It's OK to hardcode feature flags

When Hardcoding Feature Flags Is Acceptable

  • Many see hardcoded / config-file flags as fine for:
    • Low-traffic apps, solo devs, or orgs with very fast and frequent deployments.
    • Trunk-based development where flags are short‑lived “merge shields” and later deleted.
    • Beta builds or QA/stakeholder test deployments.
  • For these cases, a JSON/YAML file or env vars, committed and deployed with the app, are considered sufficient.

Why Dynamic Feature Flags Matter

  • Strong agreement that in higher-scale or slower-deploy environments, hardcoding is risky:
    • Need to roll out gradually, target segments, and turn features off instantly without redeploy.
    • Critical for mobile and long release cycles where shipping another build is slow.
    • Flags de‑risk deployments, enabling safer experimentation, A/B testing, and measurement of impact (crashes, engagement, revenue).
  • Several commenters say their org effectively never rolls out without flags; disabling a broken feature via a flag has saved incidents.

Build vs Buy: Homegrown vs SaaS Platforms

  • Many argue feature flags are simple enough to roll yourself:
    • Flags in a DB table, JSON in object storage, YAML in a separate repo, etc.
    • Benefits: no extra outage dependency, avoid vendor lock‑in and high SaaS costs.
    • Some report moving from robust in‑house systems to LaunchDarkly increased outages and complexity.
  • Others defend SaaS tools:
    • Provide rule builders, targeting, analytics, experimentation, multi‑tenant support, SSO, auditing.
    • Can be worth it for mid‑to‑large SaaS orgs where a dedicated team would otherwise be needed.

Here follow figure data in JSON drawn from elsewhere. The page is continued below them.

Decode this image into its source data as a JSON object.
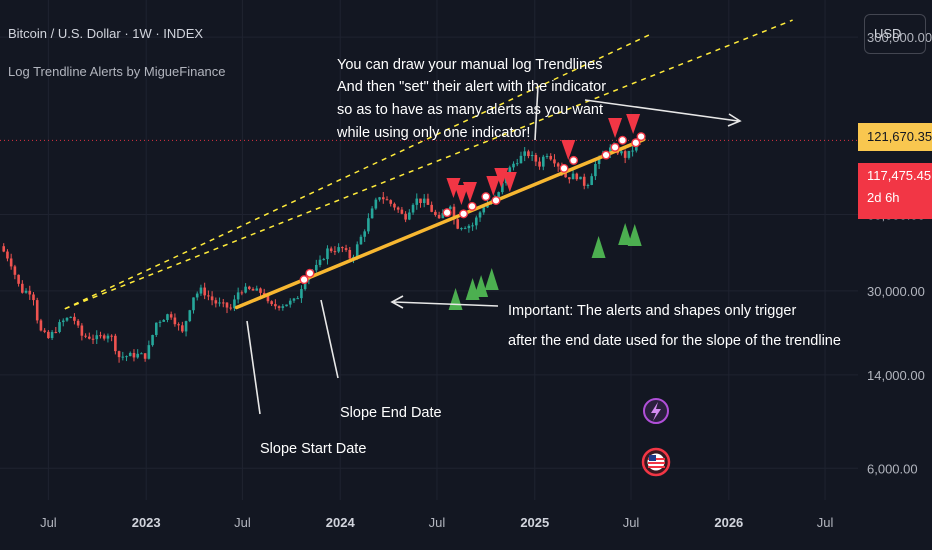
{
  "header": {
    "symbol_title": "Bitcoin / U.S. Dollar · 1W · INDEX",
    "indicator_name": "Log Trendline Alerts by MigueFinance",
    "currency": "USD"
  },
  "price_tags": {
    "high": "121,670.35",
    "last": "117,475.45",
    "countdown": "2d 6h"
  },
  "annotations": {
    "top_note": [
      "You can draw your manual log Trendlines",
      "And then \"set\" their alert with the indicator",
      "so as to have as many alerts as you want",
      "while using only one indicator!"
    ],
    "important_note": [
      "Important: The alerts and shapes only trigger",
      "after the end date used for the slope of the trendline"
    ],
    "slope_end": "Slope End Date",
    "slope_start": "Slope Start Date"
  },
  "colors": {
    "background": "#131722",
    "up_candle": "#26a69a",
    "down_candle": "#ef5350",
    "trendline": "#f7b731",
    "dashed_line": "#ffeb3b",
    "sell_marker": "#f23645",
    "buy_marker": "#4caf50",
    "price_line": "#f23645"
  },
  "chart_data": {
    "type": "candlestick",
    "title": "Bitcoin / U.S. Dollar · 1W · INDEX",
    "yscale": "log",
    "ylim": [
      4500,
      420000
    ],
    "xlim": [
      "2022-04-01",
      "2026-09-01"
    ],
    "y_ticks": [
      {
        "value": 300000,
        "label": "300,000.00"
      },
      {
        "value": 60000,
        "label": "60,000.00"
      },
      {
        "value": 30000,
        "label": "30,000.00"
      },
      {
        "value": 14000,
        "label": "14,000.00"
      },
      {
        "value": 6000,
        "label": "6,000.00"
      }
    ],
    "x_ticks": [
      {
        "date": "2022-07-01",
        "label": "Jul",
        "bold": false
      },
      {
        "date": "2023-01-01",
        "label": "2023",
        "bold": true
      },
      {
        "date": "2023-07-01",
        "label": "Jul",
        "bold": false
      },
      {
        "date": "2024-01-01",
        "label": "2024",
        "bold": true
      },
      {
        "date": "2024-07-01",
        "label": "Jul",
        "bold": false
      },
      {
        "date": "2025-01-01",
        "label": "2025",
        "bold": true
      },
      {
        "date": "2025-07-01",
        "label": "Jul",
        "bold": false
      },
      {
        "date": "2026-01-01",
        "label": "2026",
        "bold": true
      },
      {
        "date": "2026-07-01",
        "label": "Jul",
        "bold": false
      }
    ],
    "last_price": 117475.45,
    "high_price": 121670.35,
    "close_path": [
      [
        "2022-04-01",
        45000
      ],
      [
        "2022-04-20",
        39500
      ],
      [
        "2022-05-10",
        30000
      ],
      [
        "2022-06-01",
        29800
      ],
      [
        "2022-06-14",
        21000
      ],
      [
        "2022-07-01",
        19500
      ],
      [
        "2022-07-25",
        22500
      ],
      [
        "2022-08-15",
        24000
      ],
      [
        "2022-09-01",
        20000
      ],
      [
        "2022-10-01",
        19500
      ],
      [
        "2022-10-25",
        20500
      ],
      [
        "2022-11-10",
        16500
      ],
      [
        "2022-12-15",
        16800
      ],
      [
        "2023-01-01",
        16600
      ],
      [
        "2023-01-20",
        22500
      ],
      [
        "2023-02-15",
        24500
      ],
      [
        "2023-03-10",
        20500
      ],
      [
        "2023-03-30",
        28500
      ],
      [
        "2023-04-15",
        30300
      ],
      [
        "2023-05-10",
        27000
      ],
      [
        "2023-06-10",
        25500
      ],
      [
        "2023-06-25",
        30400
      ],
      [
        "2023-07-15",
        30200
      ],
      [
        "2023-08-10",
        29500
      ],
      [
        "2023-08-20",
        26000
      ],
      [
        "2023-09-15",
        26500
      ],
      [
        "2023-10-10",
        27500
      ],
      [
        "2023-10-28",
        34500
      ],
      [
        "2023-11-20",
        37500
      ],
      [
        "2023-12-08",
        43500
      ],
      [
        "2024-01-05",
        44000
      ],
      [
        "2024-01-22",
        40000
      ],
      [
        "2024-02-15",
        52000
      ],
      [
        "2024-03-05",
        65000
      ],
      [
        "2024-03-14",
        71500
      ],
      [
        "2024-04-15",
        64000
      ],
      [
        "2024-05-01",
        58000
      ],
      [
        "2024-05-20",
        69000
      ],
      [
        "2024-06-10",
        67000
      ],
      [
        "2024-07-05",
        56500
      ],
      [
        "2024-07-25",
        67500
      ],
      [
        "2024-08-05",
        54000
      ],
      [
        "2024-09-06",
        54500
      ],
      [
        "2024-09-28",
        65500
      ],
      [
        "2024-10-20",
        68500
      ],
      [
        "2024-11-12",
        89000
      ],
      [
        "2024-11-25",
        97000
      ],
      [
        "2024-12-17",
        105000
      ],
      [
        "2025-01-10",
        94500
      ],
      [
        "2025-01-22",
        105500
      ],
      [
        "2025-02-10",
        97000
      ],
      [
        "2025-03-01",
        84000
      ],
      [
        "2025-03-20",
        85500
      ],
      [
        "2025-04-08",
        77500
      ],
      [
        "2025-04-25",
        94500
      ],
      [
        "2025-05-20",
        109000
      ],
      [
        "2025-06-10",
        106000
      ],
      [
        "2025-06-22",
        101000
      ],
      [
        "2025-07-05",
        109000
      ],
      [
        "2025-07-14",
        121000
      ],
      [
        "2025-07-22",
        117475
      ]
    ],
    "trendline": {
      "start": [
        "2023-06-20",
        25800
      ],
      "end": [
        "2025-07-25",
        118500
      ]
    },
    "dashed_lines": [
      {
        "start": [
          "2022-08-01",
          25500
        ],
        "end": [
          "2026-05-01",
          350000
        ]
      },
      {
        "start": [
          "2022-08-01",
          25500
        ],
        "end": [
          "2025-08-10",
          310000
        ]
      }
    ],
    "sell_markers": [
      "2024-08-01",
      "2024-08-16",
      "2024-09-01",
      "2024-10-15",
      "2024-10-30",
      "2024-11-15",
      "2025-03-05",
      "2025-06-01",
      "2025-07-05"
    ],
    "buy_markers": [
      "2024-08-05",
      "2024-09-06",
      "2024-09-22",
      "2024-10-12",
      "2025-05-01",
      "2025-06-20",
      "2025-07-08"
    ]
  }
}
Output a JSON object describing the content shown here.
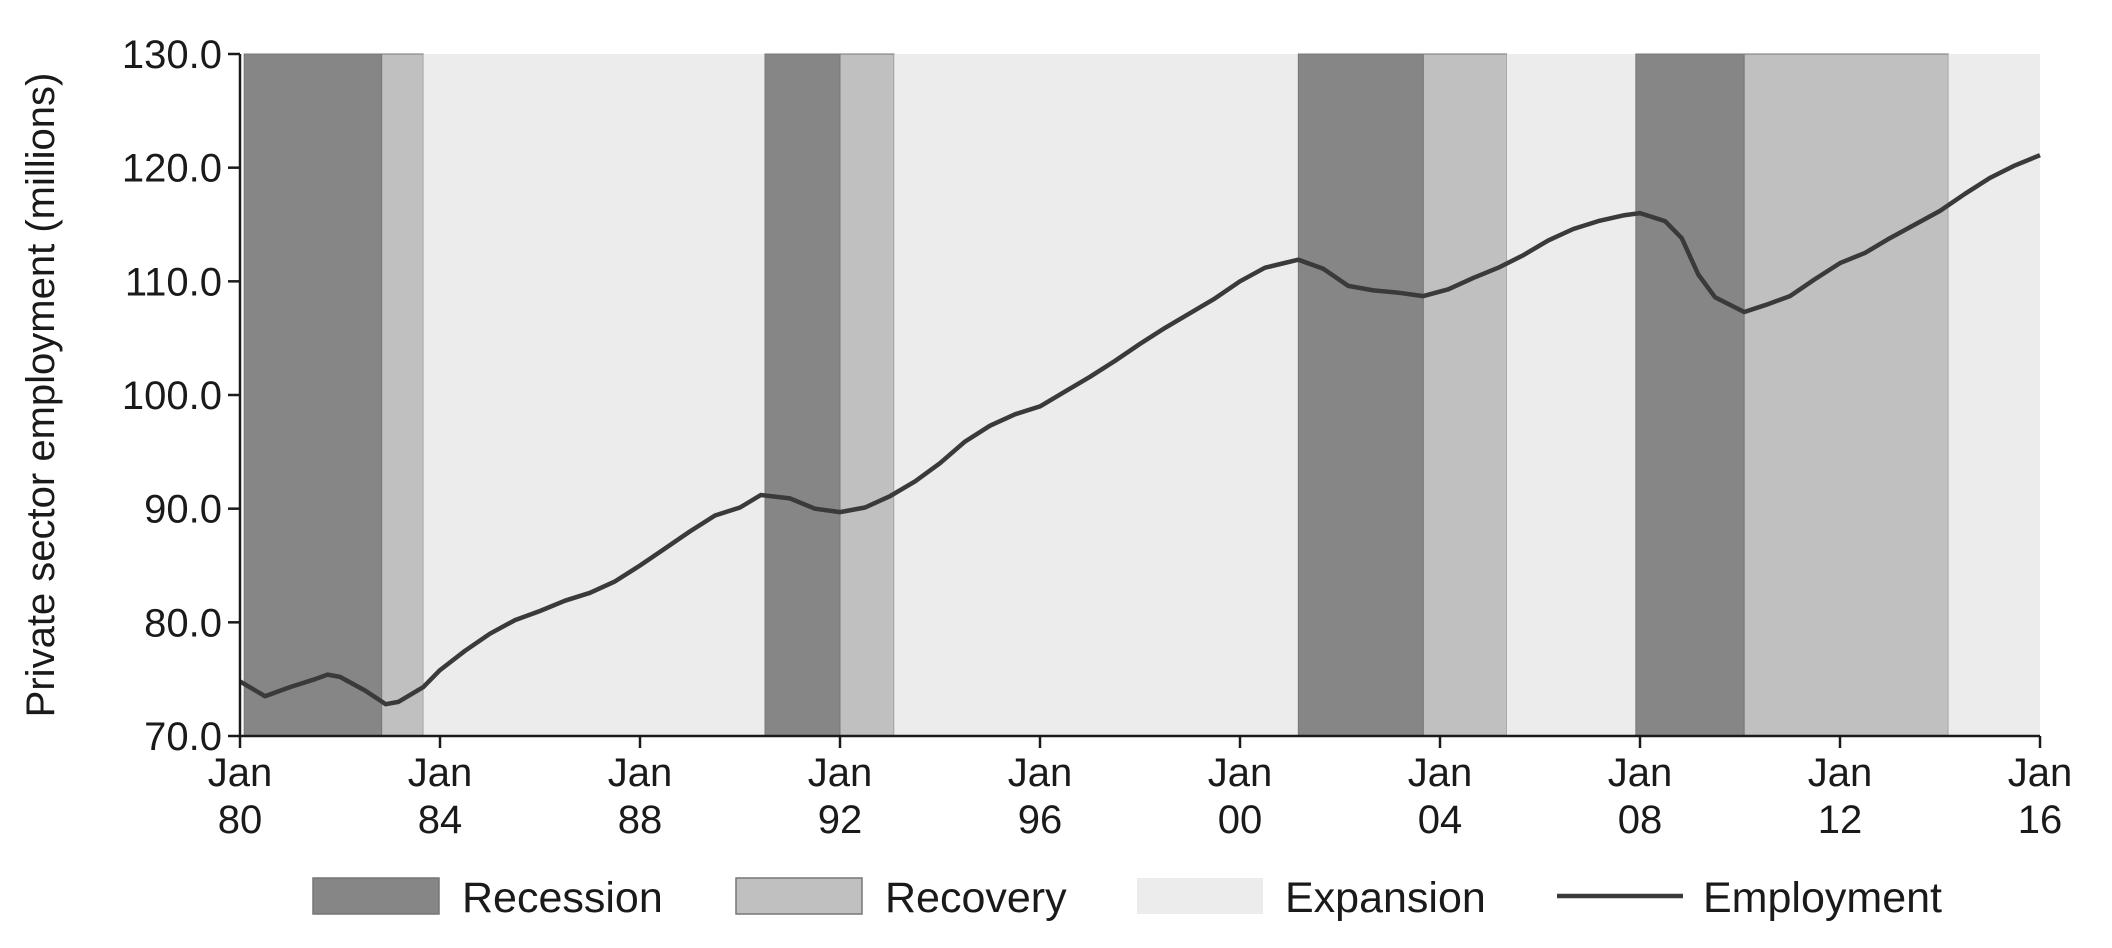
{
  "chart_data": {
    "type": "line",
    "title": "",
    "ylabel": "Private sector employment (millions)",
    "xlabel": "",
    "ylim": [
      70,
      130
    ],
    "xlim": [
      "1980-01",
      "2016-01"
    ],
    "grid": false,
    "legend_position": "bottom",
    "y_ticks": [
      70.0,
      80.0,
      90.0,
      100.0,
      110.0,
      120.0,
      130.0
    ],
    "y_tick_labels": [
      "70.0",
      "80.0",
      "90.0",
      "100.0",
      "110.0",
      "120.0",
      "130.0"
    ],
    "x_ticks": [
      {
        "date": "1980-01",
        "line1": "Jan",
        "line2": "80"
      },
      {
        "date": "1984-01",
        "line1": "Jan",
        "line2": "84"
      },
      {
        "date": "1988-01",
        "line1": "Jan",
        "line2": "88"
      },
      {
        "date": "1992-01",
        "line1": "Jan",
        "line2": "92"
      },
      {
        "date": "1996-01",
        "line1": "Jan",
        "line2": "96"
      },
      {
        "date": "2000-01",
        "line1": "Jan",
        "line2": "00"
      },
      {
        "date": "2004-01",
        "line1": "Jan",
        "line2": "04"
      },
      {
        "date": "2008-01",
        "line1": "Jan",
        "line2": "08"
      },
      {
        "date": "2012-01",
        "line1": "Jan",
        "line2": "12"
      },
      {
        "date": "2016-01",
        "line1": "Jan",
        "line2": "16"
      }
    ],
    "phases": [
      {
        "type": "Recession",
        "start": "1980-02",
        "end": "1982-11"
      },
      {
        "type": "Recovery",
        "start": "1982-11",
        "end": "1983-09"
      },
      {
        "type": "Expansion",
        "start": "1983-09",
        "end": "1990-07"
      },
      {
        "type": "Recession",
        "start": "1990-07",
        "end": "1992-01"
      },
      {
        "type": "Recovery",
        "start": "1992-01",
        "end": "1993-02"
      },
      {
        "type": "Expansion",
        "start": "1993-02",
        "end": "2001-03"
      },
      {
        "type": "Recession",
        "start": "2001-03",
        "end": "2003-09"
      },
      {
        "type": "Recovery",
        "start": "2003-09",
        "end": "2005-05"
      },
      {
        "type": "Expansion",
        "start": "2005-05",
        "end": "2007-12"
      },
      {
        "type": "Recession",
        "start": "2007-12",
        "end": "2010-02"
      },
      {
        "type": "Recovery",
        "start": "2010-02",
        "end": "2014-03"
      },
      {
        "type": "Expansion",
        "start": "2014-03",
        "end": "2016-01"
      }
    ],
    "series": [
      {
        "name": "Employment",
        "points": [
          [
            "1980-01",
            74.8
          ],
          [
            "1980-07",
            73.5
          ],
          [
            "1981-01",
            74.3
          ],
          [
            "1981-07",
            75.0
          ],
          [
            "1981-10",
            75.4
          ],
          [
            "1982-01",
            75.2
          ],
          [
            "1982-07",
            74.0
          ],
          [
            "1982-12",
            72.8
          ],
          [
            "1983-03",
            73.0
          ],
          [
            "1983-09",
            74.3
          ],
          [
            "1984-01",
            75.8
          ],
          [
            "1984-07",
            77.5
          ],
          [
            "1985-01",
            79.0
          ],
          [
            "1985-07",
            80.2
          ],
          [
            "1986-01",
            81.0
          ],
          [
            "1986-07",
            81.9
          ],
          [
            "1987-01",
            82.6
          ],
          [
            "1987-07",
            83.6
          ],
          [
            "1988-01",
            85.0
          ],
          [
            "1988-07",
            86.5
          ],
          [
            "1989-01",
            88.0
          ],
          [
            "1989-07",
            89.4
          ],
          [
            "1990-01",
            90.1
          ],
          [
            "1990-06",
            91.2
          ],
          [
            "1991-01",
            90.9
          ],
          [
            "1991-07",
            90.0
          ],
          [
            "1992-01",
            89.7
          ],
          [
            "1992-07",
            90.1
          ],
          [
            "1993-01",
            91.1
          ],
          [
            "1993-07",
            92.4
          ],
          [
            "1994-01",
            94.0
          ],
          [
            "1994-07",
            95.9
          ],
          [
            "1995-01",
            97.3
          ],
          [
            "1995-07",
            98.3
          ],
          [
            "1996-01",
            99.0
          ],
          [
            "1996-07",
            100.3
          ],
          [
            "1997-01",
            101.6
          ],
          [
            "1997-07",
            103.0
          ],
          [
            "1998-01",
            104.5
          ],
          [
            "1998-07",
            105.9
          ],
          [
            "1999-01",
            107.2
          ],
          [
            "1999-07",
            108.5
          ],
          [
            "2000-01",
            110.0
          ],
          [
            "2000-07",
            111.2
          ],
          [
            "2001-03",
            111.9
          ],
          [
            "2001-09",
            111.1
          ],
          [
            "2002-03",
            109.6
          ],
          [
            "2002-09",
            109.2
          ],
          [
            "2003-03",
            109.0
          ],
          [
            "2003-09",
            108.7
          ],
          [
            "2004-03",
            109.3
          ],
          [
            "2004-09",
            110.3
          ],
          [
            "2005-03",
            111.2
          ],
          [
            "2005-09",
            112.3
          ],
          [
            "2006-03",
            113.6
          ],
          [
            "2006-09",
            114.6
          ],
          [
            "2007-03",
            115.3
          ],
          [
            "2007-09",
            115.8
          ],
          [
            "2008-01",
            116.0
          ],
          [
            "2008-07",
            115.3
          ],
          [
            "2008-11",
            113.8
          ],
          [
            "2009-03",
            110.6
          ],
          [
            "2009-07",
            108.6
          ],
          [
            "2010-02",
            107.3
          ],
          [
            "2010-07",
            107.9
          ],
          [
            "2011-01",
            108.7
          ],
          [
            "2011-07",
            110.2
          ],
          [
            "2012-01",
            111.6
          ],
          [
            "2012-07",
            112.5
          ],
          [
            "2013-01",
            113.8
          ],
          [
            "2013-07",
            115.0
          ],
          [
            "2014-01",
            116.2
          ],
          [
            "2014-07",
            117.7
          ],
          [
            "2015-01",
            119.1
          ],
          [
            "2015-07",
            120.2
          ],
          [
            "2016-01",
            121.1
          ]
        ]
      }
    ],
    "legend": [
      {
        "key": "Recession",
        "label": "Recession",
        "kind": "patch"
      },
      {
        "key": "Recovery",
        "label": "Recovery",
        "kind": "patch"
      },
      {
        "key": "Expansion",
        "label": "Expansion",
        "kind": "patch"
      },
      {
        "key": "Employment",
        "label": "Employment",
        "kind": "line"
      }
    ],
    "colors": {
      "Recession": "#868686",
      "Recovery": "#c0c0c0",
      "Expansion": "#ececec",
      "Employment": "#3a3a3a",
      "axis": "#1a1a1a"
    }
  }
}
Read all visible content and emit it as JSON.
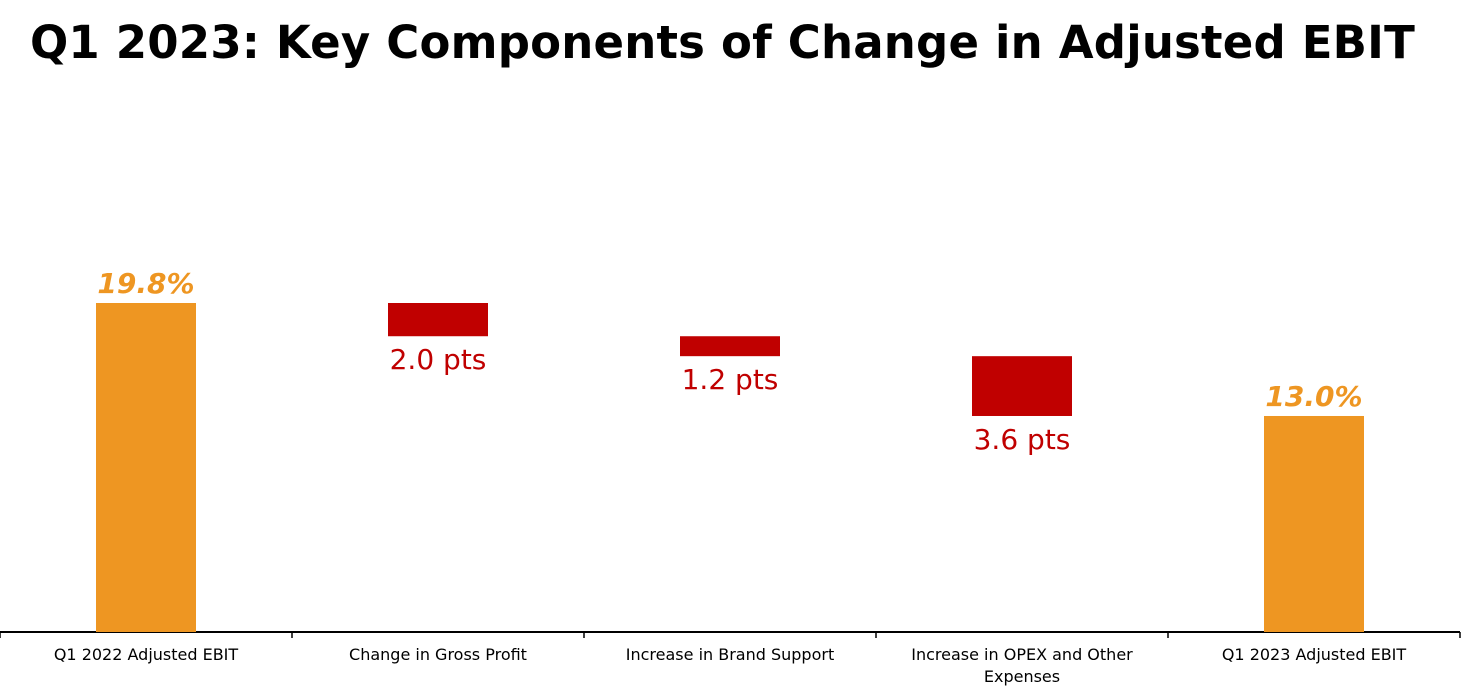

Implementation Approaches & Operational Concerns

  • Patterns mentioned:
    • DB‑backed flags with per‑user overrides; local caching and/or CDN long‑polling.
    • Config files pushed via CI/CD, object storage, secret managers, or Kubernetes ConfigMaps.
    • Passing flags (or references) per request so all services see a consistent set.
  • Concerns: atomicity of changes across large fleets, minimizing latency, and ensuring apps keep working when external flag services fail (near caches, defaults, offline modes).

Pitfalls & Terminology

  • Common problems: stale flags never removed, tangled flag dependencies, config‑caused incidents, and confusing “flags vs config” semantics.
  • Some feel “feature flags” has drifted from its original “development guardrail” meaning into generic runtime configuration, reducing conceptual clarity.